Second, lawyers are fairly lousy at administration. They negotiate hard but the practicability of getting relief is not their strength. We can take a lot of blame for this as law school professors, in that we should teach skills in organizational behavior, project management, etc, especially for those interested in policy. With the financial crisis, the problem was not that the HAMP loan modification term was too stingy or bad on its substance. The problem was severe delays and tangles in rolling out the relief. Jean Braucher has an excellent piece--the title, Humpty Dumpty and the Foreclosure Crisis, gives away the punchline. Whatever is done with respect to Puerto Rico needs to be efficiently administered. In this regard, I think the involvement of seasoned chapter 11 bankruptcy lawyers is a great development.
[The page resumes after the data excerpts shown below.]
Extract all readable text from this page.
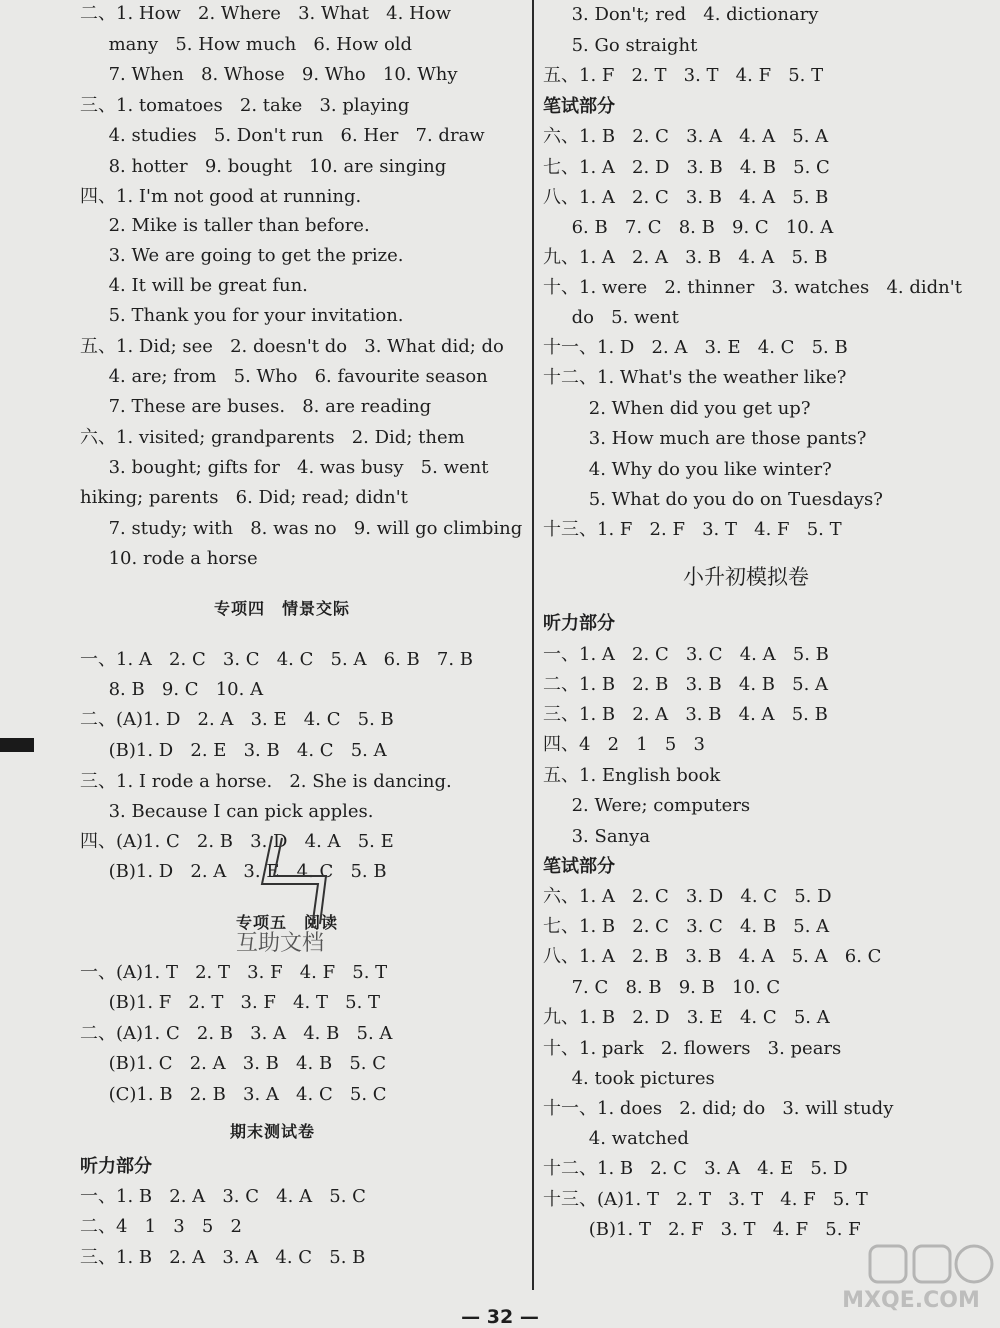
二、1. How   2. Where   3. What   4. How
many   5. How much   6. How old
7. When   8. Whose   9. Who   10. Why
三、1. tomatoes   2. take   3. playing
4. studies   5. Don't run   6. Her   7. draw
8. hotter   9. bought   10. are singing
四、1. I'm not good at running.
2. Mike is taller than before.
3. We are going to get the prize.
4. It will be great fun.
5. Thank you for your invitation.
五、1. Did; see   2. doesn't do   3. What did; do
4. are; from   5. Who   6. favourite season
7. These are buses.   8. are reading
六、1. visited; grandparents   2. Did; them
3. bought; gifts for   4. was busy   5. went
hiking; parents   6. Did; read; didn't
7. study; with   8. was no   9. will go climbing
10. rode a horse
专项四　情景交际
一、1. A   2. C   3. C   4. C   5. A   6. B   7. B
8. B   9. C   10. A
二、(A)1. D   2. A   3. E   4. C   5. B
(B)1. D   2. E   3. B   4. C   5. A
三、1. I rode a horse.   2. She is dancing.
3. Because I can pick apples.
四、(A)1. C   2. B   3. D   4. A   5. E
(B)1. D   2. A   3. E   4. C   5. B
专项五　阅读
一、(A)1. T   2. T   3. F   4. F   5. T
(B)1. F   2. T   3. F   4. T   5. T
二、(A)1. C   2. B   3. A   4. B   5. A
(B)1. C   2. A   3. B   4. B   5. C
(C)1. B   2. B   3. A   4. C   5. C
期末测试卷
听力部分
一、1. B   2. A   3. C   4. A   5. C
二、4   1   3   5   2
三、1. B   2. A   3. A   4. C   5. B
3. Don't; red   4. dictionary
5. Go straight
五、1. F   2. T   3. T   4. F   5. T
笔试部分
六、1. B   2. C   3. A   4. A   5. A
七、1. A   2. D   3. B   4. B   5. C
八、1. A   2. C   3. B   4. A   5. B
6. B   7. C   8. B   9. C   10. A
九、1. A   2. A   3. B   4. A   5. B
十、1. were   2. thinner   3. watches   4. didn't
do   5. went
十一、1. D   2. A   3. E   4. C   5. B
十二、1. What's the weather like?
2. When did you get up?
3. How much are those pants?
4. Why do you like winter?
5. What do you do on Tuesdays?
十三、1. F   2. F   3. T   4. F   5. T
小升初模拟卷
听力部分
一、1. A   2. C   3. C   4. A   5. B
二、1. B   2. B   3. B   4. B   5. A
三、1. B   2. A   3. B   4. A   5. B
四、4   2   1   5   3
五、1. English book
2. Were; computers
3. Sanya
笔试部分
六、1. A   2. C   3. D   4. C   5. D
七、1. B   2. C   3. C   4. B   5. A
八、1. A   2. B   3. B   4. A   5. A   6. C
7. C   8. B   9. B   10. C
九、1. B   2. D   3. E   4. C   5. A
十、1. park   2. flowers   3. pears
4. took pictures
十一、1. does   2. did; do   3. will study
4. watched
十二、1. B   2. C   3. A   4. E   5. D
十三、(A)1. T   2. T   3. T   4. F   5. T
(B)1. T   2. F   3. T   4. F   5. F
互助文档
MXQE.COM
— 32 —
These lawyers are used to being keenly focused on administrative costs in an insolvency situation, and provide a much needed counter-perspective to traditional Washington policymakers. I think if more consumer bankruptcy lawyers had been consulted during the design of HAMP and similar Making Homes Affordable programs, those programs could have been more consumer-friendly, using where people stumble in bankruptcy to identify likely obstacles in obtaining a loan modification (such as submitting paperwork and describing one's own financial situation accurately).

Third, and finally I think the financial crisis reminds us not to get lost in the billions of dollars at stake and the high finance concepts. Behind every bond, there are real people--investors, Puerto Rican residents, taxpayers, and others. The quality of a solution to Puerto Rico's financial problems is not a Wall Street issue; it is a Main Street issue.

Comments

That's assuming HAMP and the other modification programs were ever intended to help consumers, as opposed to be nothing but a stall tactic to allow the IRS to decide not to penalize the REITs for not complying with res aggregation deadlines, which decision the federal courts (especially bankruptcy courts) have conflated into a reason to ignore standing requirements when REITs foreclose. Oh my, did I just write that in my out-loud voice?